Three unusual questions to make job candidates think
Interviews often default to predictable questions that lead to equally predictable answers. Here’s how to get some meaningful insights into what makes people tick.
For the last dozen years, in hundreds of interviews, I’ve tried to better understand how CEOs hire by asking them: if you could ask a candidate only one question in a job interview, and you had to decide based on their answer whether to hire them, what would that question be?
Yes, I heard familiar questions, such as, “What are your greatest strengths and weaknesses?” and “What are you passionate about?” But my line of inquiry also led to some surprising replies:
“On a scale of 1 to 10, how weird are you?”
“If you were a beverage, what would be your defining characteristics?”
“How would you describe yourself in one word?”
Because people interviewing for senior jobs have faced questions so often as they climb the corporate ladder, most have had practice delivering polished answers to the more predictable ones. You can bet that a lot of people will respond, “I care too much,” when asked their biggest weakness.
And so, almost out of necessity, interviewers have to come up with what I call “bank-shot questions” to peek behind the facades that people present in interviews, so it’s easier to find out what really makes them tick. What’s great about this type of question is that there are no right or wrong answers, and people can’t try to game the system, especially when they explain why they answered the way they did. This led me to wonder: what would be the best single question? Here are my top three from the many I’ve heard.
What’s great about this type of question is that there are no right or wrong answers, and people can’t try to game the system.
“What are the qualities you like least and most in your parents?” This came from Bob Brennan, who was CEO of the data storage company Iron Mountain when I interviewed him years ago. The reason I think it’s such an effective question is that, despite what we may tell ourselves, we can’t really escape our parents (or whoever raised us). There may be things they do that we like, and we probably do them, too. And there likely are a few things they do that we find crazy-making, and we probably go out of our way to not do those things.
For Brennan, the goal in asking this question was to see whether the candidate was willing to be vulnerable. “The body language changes when you ask those questions, and people have to make a decision,” he said. “‘Am I going to open up to this guy?’ Because it’s clear to them that I’m not going to go down a path of asking them why they chose Wharton. I don’t much care. I want to know what makes you go. And how willing are you to tell me that?”
A job interview is intended to be a kind of crystal ball, one that gives the employer a sense of what somebody is going to be like not only the first day but also after six months, when the honeymoon period is over and they’re facing a few challenges. I can’t think of a better question for ascertaining how an employee will behave over time.
Of course, the thought of asking such a personal question may understandably make interviewers uncomfortable (although I’ve been assured by many HR professionals that the question is fair game). If so, simply focus on the positive by asking, “What qualities do you like the most in your parents?”

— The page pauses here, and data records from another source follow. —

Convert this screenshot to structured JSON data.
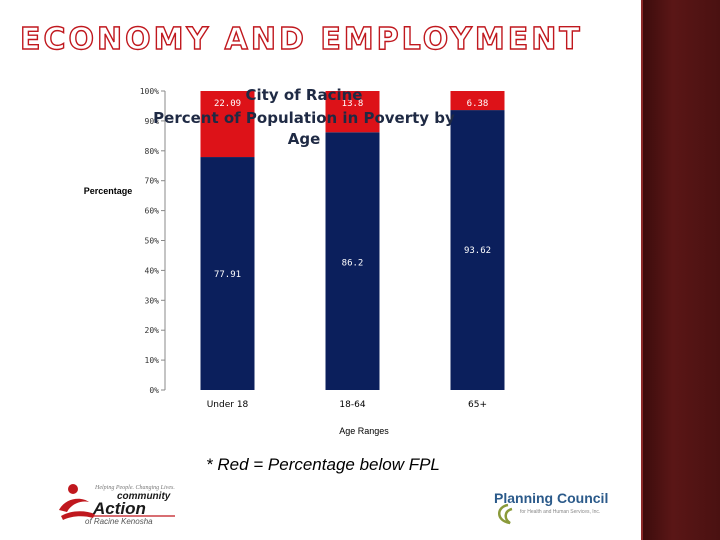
{
  "slide": {
    "title": "ECONOMY AND EMPLOYMENT",
    "footnote": "* Red = Percentage below FPL",
    "colors": {
      "title_outline": "#c0181e",
      "side_panel": "#4a1111"
    }
  },
  "logos": {
    "community_action": {
      "tagline": "Helping People. Changing Lives.",
      "name_line1": "community",
      "name_line2": "Action",
      "name_line3": "of Racine Kenosha"
    },
    "planning_council": {
      "name": "Planning Council",
      "subtitle": "for Health and Human Services, Inc."
    }
  },
  "chart_data": {
    "type": "bar",
    "stacked": true,
    "title": [
      "City of Racine",
      "Percent of Population in Poverty by",
      "Age"
    ],
    "xlabel": "Age Ranges",
    "ylabel": "Percentage",
    "categories": [
      "Under 18",
      "18-64",
      "65+"
    ],
    "ylim": [
      0,
      100
    ],
    "yticks": [
      "0%",
      "10%",
      "20%",
      "30%",
      "40%",
      "50%",
      "60%",
      "70%",
      "80%",
      "90%",
      "100%"
    ],
    "series": [
      {
        "values": [
          77.91,
          86.2,
          93.62
        ],
        "labels": [
          "77.91",
          "86.2",
          "93.62"
        ],
        "color": "#0b1f5c"
      },
      {
        "values": [
          22.09,
          13.8,
          6.38
        ],
        "labels": [
          "22.09",
          "13.8",
          "6.38"
        ],
        "color": "#dd1218"
      }
    ],
    "grid": false,
    "legend": "none"
  }
}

Here’s the question that Clara Lippert Glenn, then CEO of the energy-industry training company Oxford Princeton Programme, told me she poses to candidates: “If you woke up tomorrow morning, and there were no humans left on the earth—just animals—what kind of animal are you?”
I’ve used this question many times as an icebreaker with small groups, and added a second beat to the question, which is to ask people to explain why they chose that particular animal. I have found it to be consistently revealing about people (as well as quite an education on the animal kingdom). By the way, Lippert Glenn added that a good salesperson is likely to say they would be a predator, such as a lion. And when I asked her what animal she would be, she said a great white shark—“I’m scared to death of them, so why not be one? You’re the top of the food chain.”

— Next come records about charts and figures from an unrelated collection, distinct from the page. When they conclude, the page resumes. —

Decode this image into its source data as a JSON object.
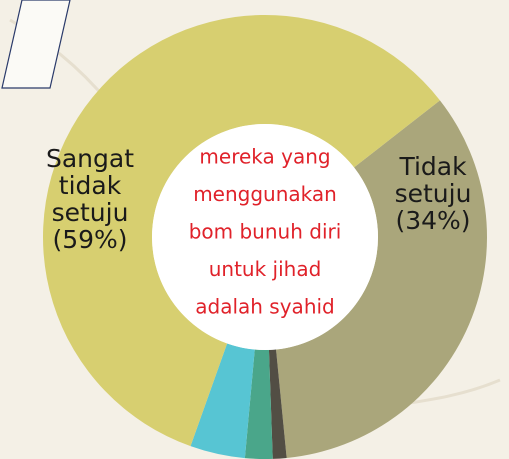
{
  "chart_data": {
    "type": "donut",
    "labels": [
      [
        "Tidak",
        "setuju"
      ],
      null,
      null,
      null,
      [
        "Sangat",
        "tidak",
        "setuju"
      ]
    ],
    "values": [
      34,
      1,
      2,
      4,
      59
    ],
    "value_labels": [
      "(34%)",
      null,
      null,
      null,
      "(59%)"
    ],
    "colors": [
      "#aaa67b",
      "#524e44",
      "#4aa68a",
      "#57c5d3",
      "#d7cf70"
    ],
    "center_text": [
      "mereka yang",
      "menggunakan",
      "bom bunuh diri",
      "untuk jihad",
      "adalah syahid"
    ]
  }
}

Finally, I really like this interview question that I heard from Jacqueline Novogratz, founder and CEO of Acumen, which invests in businesses that serve the poor in developing countries: “What are you doing when you feel most beautiful?”
Novogratz told me that some people might be confused at first by that question. But others understand the intent. “If people are honest with themselves, they know what I’m talking about,” she said. “What are you doing when you are shining, when you’re in the zone, when you’re on fire?”

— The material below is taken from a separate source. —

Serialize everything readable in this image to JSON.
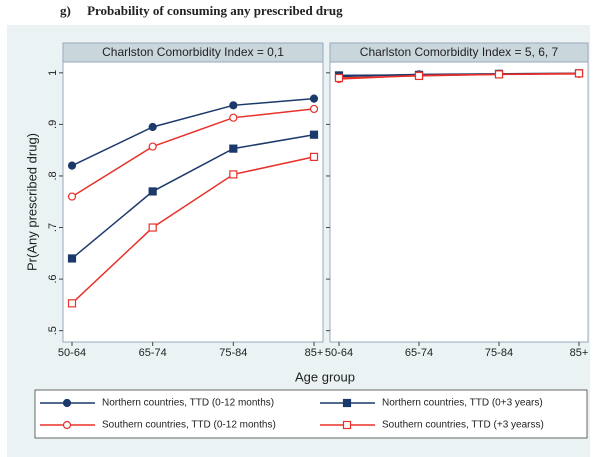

In an ideal world, the work you are hiring someone to do is the very same work that provides that state of flow, that sweet spot in which a person’s skills and talents are in tune with the task at hand. And if the job is far afield from what the person wants to do, then that is an important insight to factor into your hiring decisions.
Now it’s time to turn the tables. If you were in a job interview, how would you answer the three questions above?